Yeni Şafak yazarı Acet: Erdoğan, Diyarbakır’da, çözüm süreci için zamanında ortaya koyduğu iradeye sahip çıktı

Yeni Şafak yazarı Acet: Erdoğan, Diyarbakır’da, çözüm süreci için zamanında ortaya koyduğu iradeye sahip çıktı

Yeni Şafak yazarı Mehmet Acet, bugünkü yazısında, Cumhurbaşkanı ve AKP Genel Başkanı Recep Tayyip Erdoğan’ın Diyarbakır ziyaretini, burada yaptığı açıklamaları ve ziyaretin yansımalarını yazdı.

Cumhurbaşkanı Erdoğan’ın son günlerde yaptığı konuşmalarda sık sık ‘seçimden’ söz etmesini erken seçim hazırlığı olarak yorumlayan görüşlerin bulunduğunu yazan Acet, “Doğru, Erdoğan son günlerde, teşkilatları, milletvekillerini, belediye başkanlarını seçimlere motive etmeye dönük mesajlarını artırmış durumda.

Ancak bunu erken seçim hazırlığından çok, uzun süreli bir seçim kampanyasının ‘başlangıç vuruşu’ olarak değerlendirmek daha doğru olacaktır.”

“Mart ayında yapılan AK Parti Büyük Kongresi'nin hemen öncesinde Erdoğan’a sunulan bir raporda, ‘Seçim kampanyasını son aylara bırakmanın yanlış olacağı, kampanyanın bu kongre ile birlikte başlatılması ve uzun süreli bir kampanya yürütülmesi, uzun vadeli umut aşılayan bir söylemle hareket edilmesi ihtiyacına değinen’ bir takım görüşlere yer verilmişti” kulis bilgisini paylaşan Acet, “Anladığım kadarıyla Erdoğan, pandemi şartlarının getirdiği kısıtlamalar nedeniyle birkaç ay bekledikten sonra bu görüşü dikkate alarak harekete geçmeye karar verdi” dedi.

Erdoğan’ın Diyarbakır programında yaptığı ziyaret ve açılışlardan bahseden Acet, Erdoğan’ın burada yaptığı konuşmada, AKP’nin kucaklayıcı dilini güçlü bir şekilde tekrarladığını öne sürdü.

“Erdoğan çözüm süreci için zamanında ortaya koyduğu iradeye yeniden sahip çıktı” diyen Acet, ziyaretle ilgili konuştuğu  AKP MKYK üyesi Abdurrahman Kurt’un “Birilerinin Tayyip Erdoğan’ın bir daha yapmayacağını zannettikleri, AK Parti’nin ‘Ben buradayım’ dediği, ben AK Partiyim dediği bir konuşmadır bu. AK Parti’nin kendi kimliğine ne kadar sahibi olduğunun güçlü bir vurgusu vardı” yorumuna yer verdi.

Acet yazısına şöyle devam etti:

"Hiç kuşkusuz AK Parti’nin Güneydoğu’daki varlığını koruması, Türkiye’nin bütünlüğünün en temel garantisi anlamına geliyor.

Bir an için AK Parti’nin denklemden çıktığını ve bölgenin bütünüyle HDP’lileştiğini düşünün isterseniz.

Fiili bölünmenin bir önceki ayağının siyasi bölünme olduğuna dair pek çok dünya örneği var.

Her etnik grubun kendi partisine yönelmesiyle dağılma sürecine giren Yugoslavya örneği var mesela.

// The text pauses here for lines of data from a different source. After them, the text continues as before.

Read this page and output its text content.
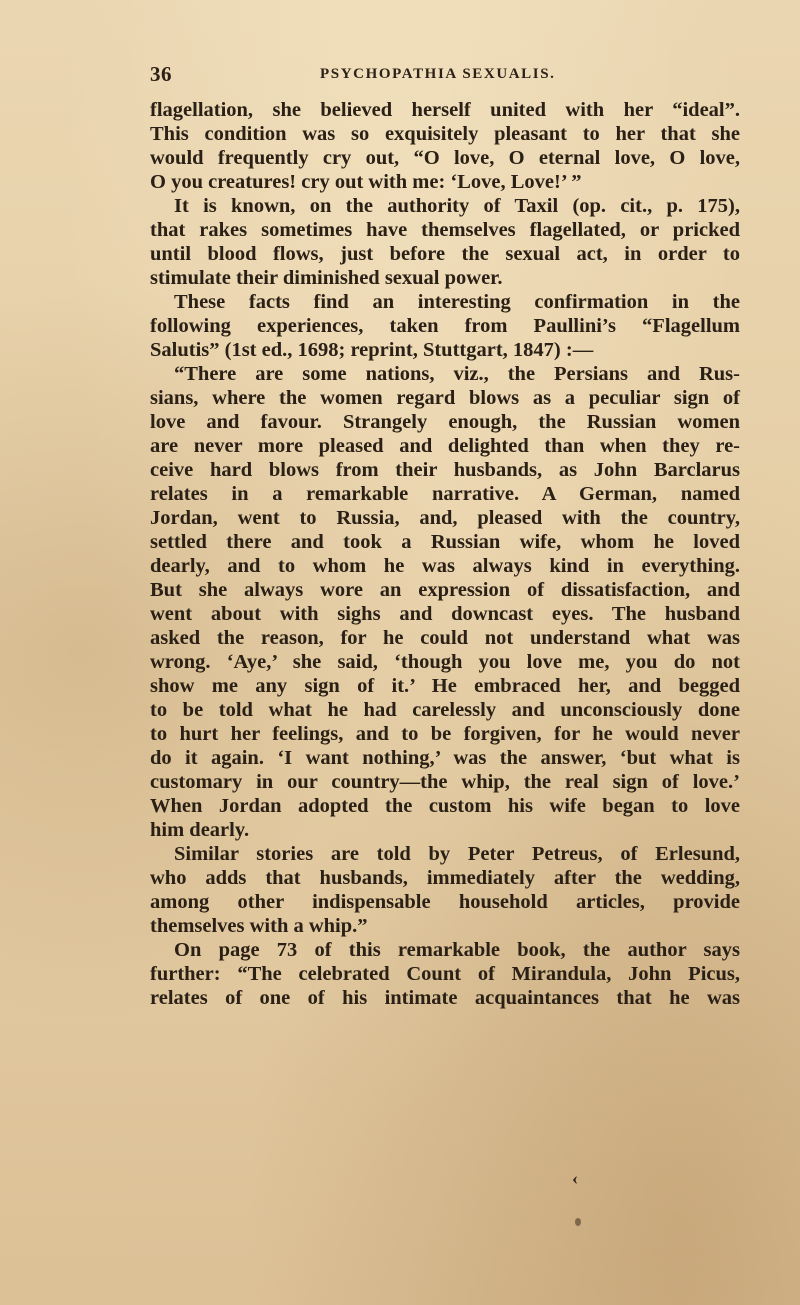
36	PSYCHOPATHIA SEXUALIS.
flagellation, she believed herself united with her “ideal”.
This condition was so exquisitely pleasant to her that she
would frequently cry out, “O love, O eternal love, O love,
O you creatures! cry out with me: ‘Love, Love!’ ”
It is known, on the authority of Taxil (op. cit., p. 175),
that rakes sometimes have themselves flagellated, or pricked
until blood flows, just before the sexual act, in order to
stimulate their diminished sexual power.
These facts find an interesting confirmation in the
following experiences, taken from Paullini’s “Flagellum
Salutis” (1st ed., 1698; reprint, Stuttgart, 1847) :—
“There are some nations, viz., the Persians and Rus-
sians, where the women regard blows as a peculiar sign of
love and favour. Strangely enough, the Russian women
are never more pleased and delighted than when they re-
ceive hard blows from their husbands, as John Barclarus
relates in a remarkable narrative. A German, named
Jordan, went to Russia, and, pleased with the country,
settled there and took a Russian wife, whom he loved
dearly, and to whom he was always kind in everything.
But she always wore an expression of dissatisfaction, and
went about with sighs and downcast eyes. The husband
asked the reason, for he could not understand what was
wrong. ‘Aye,’ she said, ‘though you love me, you do not
show me any sign of it.’ He embraced her, and begged
to be told what he had carelessly and unconsciously done
to hurt her feelings, and to be forgiven, for he would never
do it again. ‘I want nothing,’ was the answer, ‘but what is
customary in our country—the whip, the real sign of love.’
When Jordan adopted the custom his wife began to love
him dearly.
Similar stories are told by Peter Petreus, of Erlesund,
who adds that husbands, immediately after the wedding,
among other indispensable household articles, provide
themselves with a whip.”
On page 73 of this remarkable book, the author says
further: “The celebrated Count of Mirandula, John Picus,
relates of one of his intimate acquaintances that he was
‹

HDP’nin AK Parti ve Erdoğan’a dönük zaman zaman nefret söylemini kullanmasının en temel nedeni, Kürtlerin kitlesel olarak AK Parti’ye oy vermeye devam etmeleri nedeniyle, HDP’nin Kürtleri temsil eden yegâne parti hüviyetini bir türlü elde edememiş olması.

Ak Parti, Erdoğan’ın Diyarbakır mesajlarına yansıyan duruşunu biraz daha belirgin hale getirse, 90’lara dönüş olmayacağını, kazanımlardan vazgeçilmeyeceğini sıkça dillendirse, daha fazla seçim kampanyasına ihtiyacı olmaz.”